Races for control of the United States Senate are just as close—and as volatile—as the campaign for president and will likely come down to the wire. Democrats need a net gain of four seats to take control of the Senate. Realistic possibilities range from the Democrats netting just two seats (Colorado/Arizona) and falling short of taking control of the Senate, to them flipping seven or eight seats (Colorado/Arizona/Maine/North Carolina/Iowa/Montana/both Georgia seats) and having a sizable majority next year, to anywhere in between. “It’s a 50-50 proposition. We have a lot of exposure. This is a huge Republican class,” Republican Senate Majority Leader Mitch McConnell said Wednesday during a campaign stop in Kentucky. “There are dogfights all over the country.” A note on Georgia: state law requires a candidate to get 50% to win so it is highly likely that one or both seats will go to run-offs and control of the Senate could be in the balance until the run-off election on January 5, 2021.
But perhaps most importantly, the unprecedented confirmation process has sparked a bitterness in a potential Democratic Senate Majority and Democratic Leader Chuck Schumer that could have major implications in operations of the Upper House come January. Schumer foreshadowed a Democratic Majority in his closing remarks Monday, saying, “You wanna play rough? Say hello to my little friend.” He threatened to use the potential Democratic majority to strip the rights of Republicans that he declared “forfeited” in the confirmation.

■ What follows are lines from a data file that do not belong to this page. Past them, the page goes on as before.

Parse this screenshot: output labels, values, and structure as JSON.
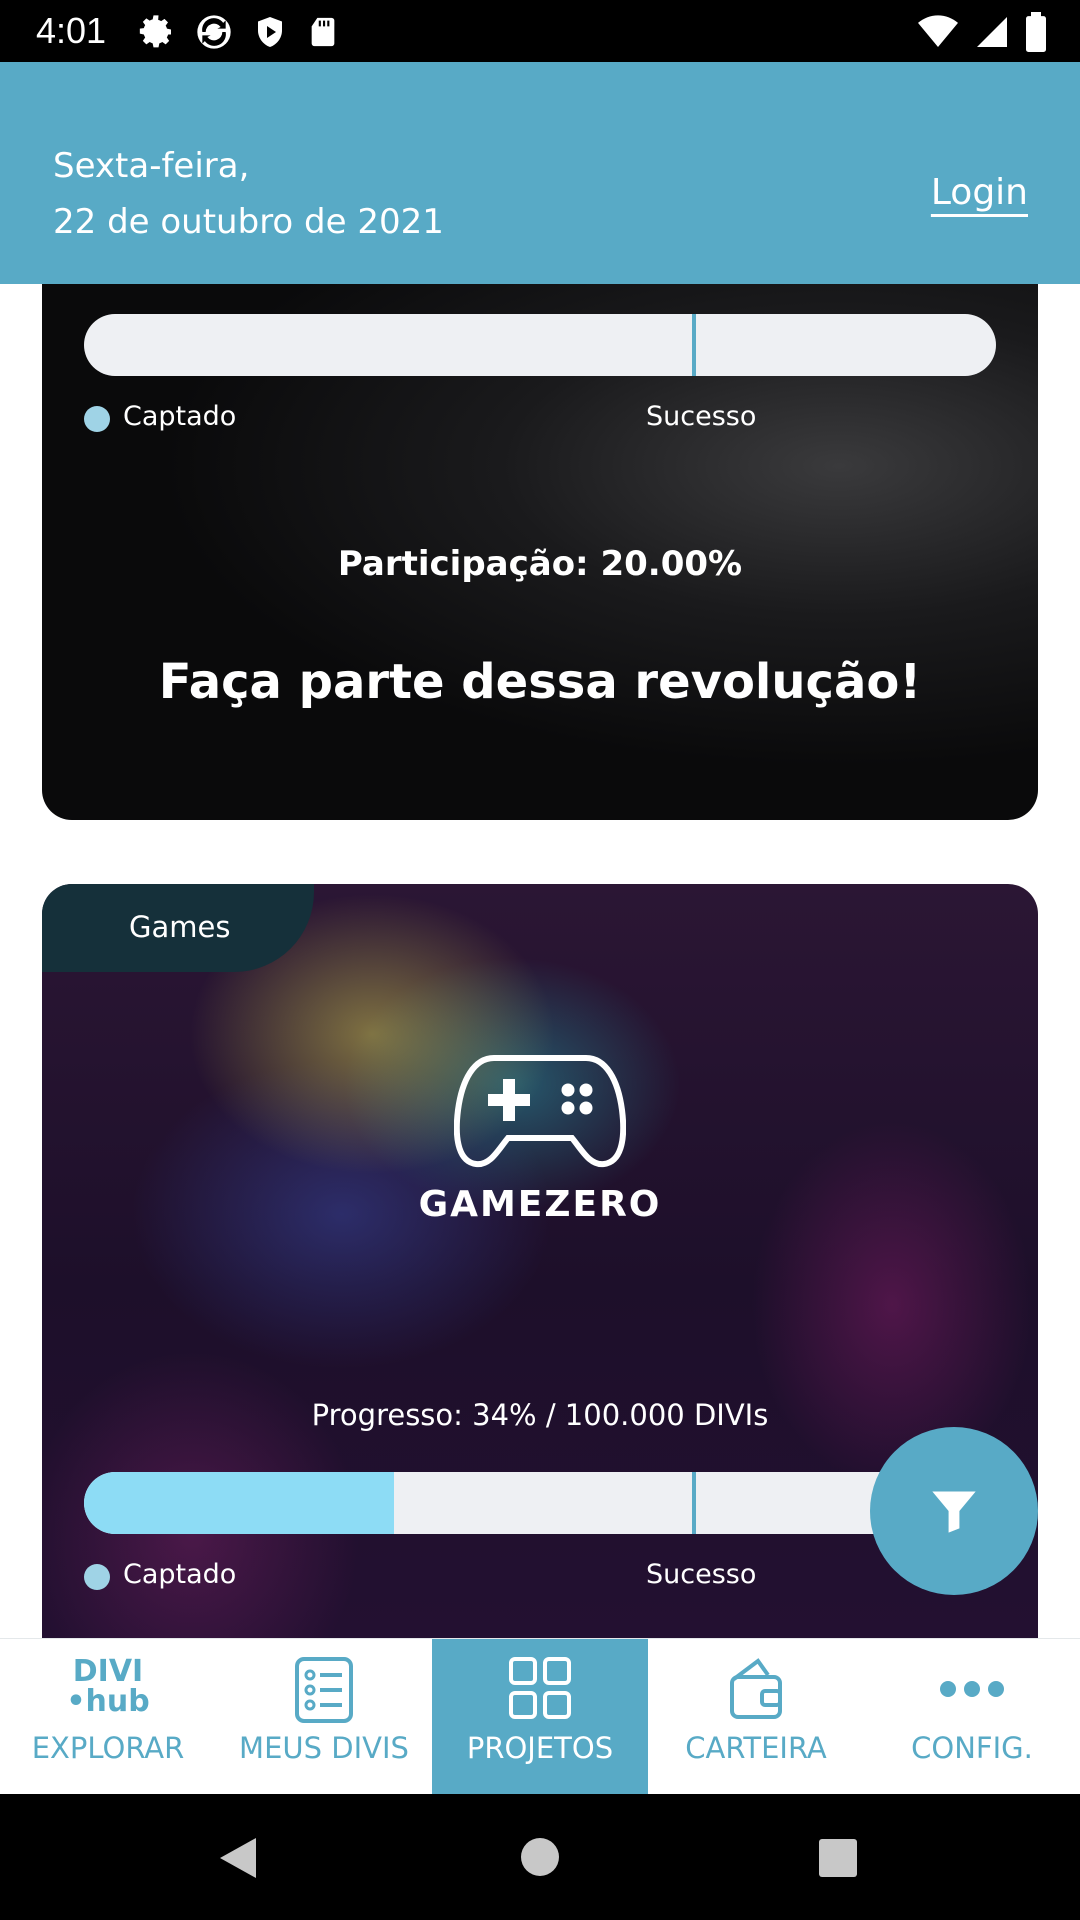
{
  "status_bar": {
    "time": "4:01"
  },
  "header": {
    "day": "Sexta-feira,",
    "date": "22 de outubro de 2021",
    "login_label": "Login"
  },
  "card1": {
    "progress": 0,
    "legend_raised": "Captado",
    "legend_success": "Sucesso",
    "participation": "Participação: 20.00%",
    "headline": "Faça parte dessa revolução!"
  },
  "card2": {
    "category": "Games",
    "logo_text": "GAMEZERO",
    "progress_text": "Progresso: 34% / 100.000 DIVIs",
    "progress": 0.34,
    "legend_raised": "Captado",
    "legend_success": "Sucesso"
  },
  "bottom_nav": {
    "items": [
      {
        "label": "EXPLORAR",
        "logo_top": "DIVI",
        "logo_bottom": "•hub"
      },
      {
        "label": "MEUS DIVIS"
      },
      {
        "label": "PROJETOS"
      },
      {
        "label": "CARTEIRA"
      },
      {
        "label": "CONFIG."
      }
    ],
    "active": "PROJETOS"
  },
  "colors": {
    "primary": "#58aac6",
    "progress_fill": "#8ddcf5",
    "bar_bg": "#eef0f3",
    "tag_bg": "#15303a"
  },
  "icons": [
    "settings-icon",
    "sync-icon",
    "shield-icon",
    "sd-card-icon",
    "wifi-icon",
    "signal-icon",
    "battery-icon",
    "gamepad-icon",
    "filter-icon",
    "list-icon",
    "grid-icon",
    "wallet-icon",
    "more-icon",
    "back-icon",
    "home-icon",
    "recents-icon"
  ]
}
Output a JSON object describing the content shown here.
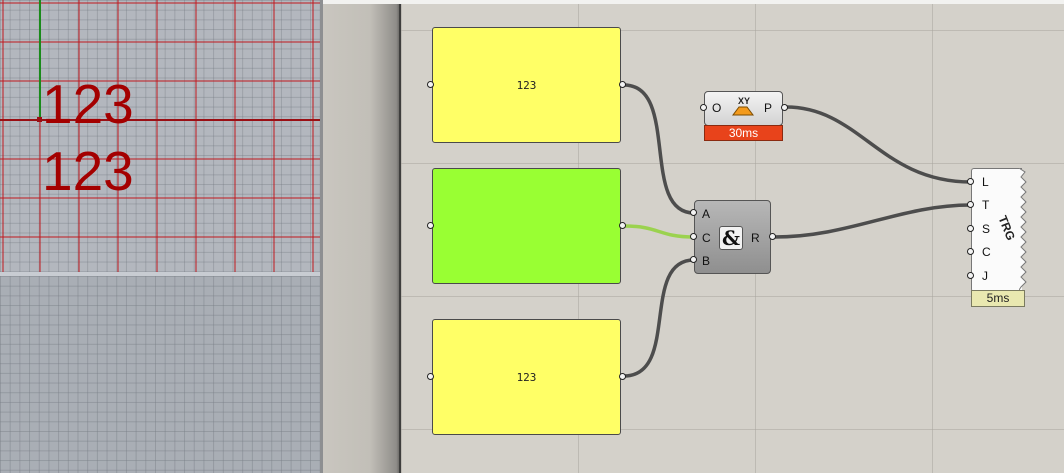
{
  "viewport": {
    "texts": [
      "123",
      "123"
    ]
  },
  "canvas": {
    "panels": [
      {
        "text": "123",
        "color": "#ffff66"
      },
      {
        "text": "",
        "color": "#99ff33"
      },
      {
        "text": "123",
        "color": "#ffff66"
      }
    ],
    "xy_component": {
      "input": "O",
      "output": "P",
      "icon": "xy-plane-icon",
      "time": "30ms"
    },
    "and_component": {
      "inputs": [
        "A",
        "C",
        "B"
      ],
      "output": "R",
      "icon": "&"
    },
    "trigger_component": {
      "inputs": [
        "L",
        "T",
        "S",
        "C",
        "J"
      ],
      "title": "TRG",
      "time": "5ms"
    }
  },
  "colors": {
    "wire": "#4d4d4d",
    "wire_green": "#9bd24f",
    "viewport_text": "#a40000"
  }
}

Meanwhile, New York State’s financial picture continues to get bleaker. A mid-year financial plan update from the Division of the Budget released last week reiterates the New York has no plan if a coronavirus aid package from the federal government does not materialize. The plan projects $15 billion less in revenue from the pre-pandemic forecast in February. Budget Director Robert Mujica also sent state agency commissioners a letter last week instructing all agencies to submit their budget proposals for next year by November 13, as long as they “reduce annual State Funds spending by a minimum of 5%.”